The Change Management Approach: The project team contacted Heads of Service and Deans asking about initiatives that were running in their areas that would impact on Curriculum Design and Development within the University. The original list included 15 initiatives (for the full list of initiatives raised during the life of the project check the list out here http://www.projects.staffs.ac.uk/enable/). These initiatives included reviews, projects, and administrative changes. The project team identified the responsible 'initiative manager', who was subsequently interviewed to discuss the origins of their work, issues they were hoping to address and any issues they encountered that were outside the scope of the original project but would nevertheless impact on their ability to deliver a successful output to their initiative. The project also discussed issues around curriculum design with other stakeholders, including tutors, administrators and support staff. The project team collated 'out of scope' issues and raised them with the Senior Management Working Group, a group of individuals from senior management and the executive. Based on the presentations, a number of new initiatives started up. These new initiatives used the recommendations of the Enable project team with regards to stakeholder engagement and understanding the requirements of everyone engaged in a particular area.

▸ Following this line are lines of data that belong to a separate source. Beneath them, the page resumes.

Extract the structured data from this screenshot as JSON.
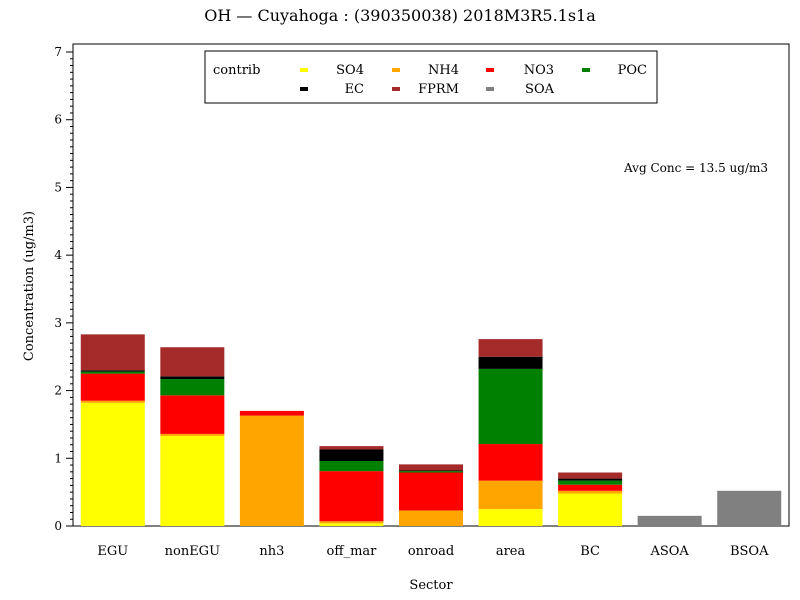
{
  "chart_data": {
    "type": "bar",
    "stacked": true,
    "title": "OH — Cuyahoga : (390350038) 2018M3R5.1s1a",
    "xlabel": "Sector",
    "ylabel": "Concentration (ug/m3)",
    "ylim": [
      0,
      7.1
    ],
    "yticks": [
      0,
      1,
      2,
      3,
      4,
      5,
      6,
      7
    ],
    "annotation": "Avg Conc = 13.5 ug/m3",
    "legend_title": "contrib",
    "legend_position": "top-center",
    "grid": false,
    "categories": [
      "EGU",
      "nonEGU",
      "nh3",
      "off_mar",
      "onroad",
      "area",
      "BC",
      "ASOA",
      "BSOA"
    ],
    "series": [
      {
        "name": "SO4",
        "color": "#ffff00",
        "values": [
          1.82,
          1.33,
          0.0,
          0.04,
          0.0,
          0.25,
          0.48,
          0.0,
          0.0
        ]
      },
      {
        "name": "NH4",
        "color": "#ffa500",
        "values": [
          0.03,
          0.03,
          1.63,
          0.03,
          0.23,
          0.42,
          0.04,
          0.0,
          0.0
        ]
      },
      {
        "name": "NO3",
        "color": "#ff0000",
        "values": [
          0.4,
          0.57,
          0.07,
          0.74,
          0.56,
          0.54,
          0.09,
          0.0,
          0.0
        ]
      },
      {
        "name": "POC",
        "color": "#008000",
        "values": [
          0.03,
          0.24,
          0.0,
          0.15,
          0.02,
          1.11,
          0.06,
          0.0,
          0.0
        ]
      },
      {
        "name": "EC",
        "color": "#000000",
        "values": [
          0.02,
          0.04,
          0.0,
          0.17,
          0.01,
          0.18,
          0.03,
          0.0,
          0.0
        ]
      },
      {
        "name": "FPRM",
        "color": "#a52a2a",
        "values": [
          0.53,
          0.43,
          0.0,
          0.05,
          0.09,
          0.26,
          0.09,
          0.0,
          0.0
        ]
      },
      {
        "name": "SOA",
        "color": "#808080",
        "values": [
          0.0,
          0.0,
          0.0,
          0.0,
          0.0,
          0.0,
          0.0,
          0.15,
          0.52
        ]
      }
    ]
  }
}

Lessons Learned: The project team felt this Change Management Approach was successful in its aims. It raised awareness of the need for Change Management across the institution and was able to highlight issues that projects were experiencing with the relevant staff to achieve action. The project team note that the benefits of the Change Management Approach would not have occurred without the following:
- A consistent message which could be given out from project team to all stakeholders engaged in initiatives. This resulted in hearing our own message repeated back to us.
- Independence/ neutrality of the project team - the project team were well known in the University, and were seen as discreet and independent of any service or faculty. This allowed stakeholders to speak freely about perceptions and issues encountered. An 'agent provocateur' department is very useful.
- The ability to understand and communicate links to systems and processes, this was something that developed during the project but was very useful in explaining how we could move forward as an institution. This was particularly useful in highlighting issues with our quality processes for external examiners and the work taken on by administrators in the faculties. Enterprise Architecture models were a useful tool to communicate the duplication of effort and information to senior management.
- A leader with sufficient weight to open doors to the right people at the start of the project, which helped in organising initial meetings with senior staff.
- Presentation is important and needs to fit your organisation. For example, for us it was important not to badge things internally as 'Enable' as this had the issue of being seen as an external project, not something internally driven. By stating 'we have found.../evidence/experience has shown us that....' it was seen as part of our day to day work, which means the work we are doing can carry on beyond Enable.
- A consistent executive/senior management team, with a clear strategy is helpful when trying to say where you are going. Alongside this, governance needs to be clear and needs to support both the initiation of initiatives and their closure when necessary. It's OK to stop initiatives where there is no longer a benefit to them running, where their benefit is outweighed by a negative impact elsewhere or where they don't have a clear goal.